Q: Let $n$ be a natural number and $x$ a positive real number. Prove that there is a positive real number $y$ such that $y^n = x$. Is $y$ unique?
\begin{align*} y^n &= x \\ y &= x^{1/n} \\ y &\in \mathbb{R}^{+} \\ \end{align*}
So, yes, I can see that there is a positive real number $y$ for any natural $n$ and for any positive real $x$. And I can see that $y$ is unique. How can I prove this?
For the purposes of this answer, I take
$\Bbb R_+ = \{ r \in \Bbb R \mid r \ge 0 \}, \tag 1$
that is, $\Bbb R_+$ will be the set of non-negative reals.

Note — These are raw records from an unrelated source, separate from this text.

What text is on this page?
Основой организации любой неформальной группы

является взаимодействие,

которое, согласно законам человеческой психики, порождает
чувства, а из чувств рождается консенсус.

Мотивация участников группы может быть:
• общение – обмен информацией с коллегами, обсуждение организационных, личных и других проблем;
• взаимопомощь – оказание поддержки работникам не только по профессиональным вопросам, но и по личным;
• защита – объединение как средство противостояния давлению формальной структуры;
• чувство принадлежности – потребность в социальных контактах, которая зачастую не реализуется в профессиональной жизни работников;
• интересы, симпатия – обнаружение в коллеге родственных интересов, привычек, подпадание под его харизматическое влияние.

For $n \in \Bbb N$ we consider the function
$f_n: \Bbb R_+ \to \Bbb R_+, \; f_n(y) = y^n; \tag 2$
clearly,
$f_n(0) = 0^n = 0; \tag 3$
next we choose $M \in \Bbb N$ such that
$M > x; \tag 4$
then
$f_n(M) = M^n \ge M> x; \tag 5$
we note that $f_n$ is continuous for every $n \in \Bbb N$; we now have
$f_n:[0, M] \to \Bbb R, \; f_n(0) = 0, \; f_n(M) = M^n; \tag 6$
since $x > 0$ we also have
$x \in (0, M^n); \tag 7$
it now follows from the intermediate value theorem that
$\exists \Upsilon \in (0, M), \; f_n(\Upsilon) = \Upsilon^n = x; \tag 8$
as for the uniqueness of $\Upsilon$, we note that $f_n$ is strictly monotonically increasing on $\Bbb R_+$; that is,
$0 < y_1 < y_2 \Longrightarrow f_n(y_1) < f_n(y_2); \tag 9$
we can see this by looking at the well-known identity
$y_2^n - y_1^n = (y_2 - y_1) (y_2^{n - 1} + y_2^{n - 2}y_1 + y_2^{n - 3} y_1^2 + \ldots + y_2y_1^{n - 2} + y_1^n); \tag{10}$
clearly every term in the sum $y_2^{n - 1}y_1 + y_2^{n - 2}y_1 + \ldots + y_1^{n -1}$ is positive, hence as is the sum itself; since $y_2 - y_1 > 0$, the right-hand side of (10) is positive, so that
$f_n(y_2) = y_2^n > y_1^n = f_n(y_1); \tag{11}$
now using (9) we see that
$\Upsilon' < \Upsilon \Longrightarrow f_n(\Upsilon') < f_n(\Upsilon) = x, \tag{12}$
$\Upsilon' > \Upsilon \Longrightarrow f_n(\Upsilon') > f_n(\Upsilon) = x, \tag{13}$
which shows that $\Upsilon$ must be unique.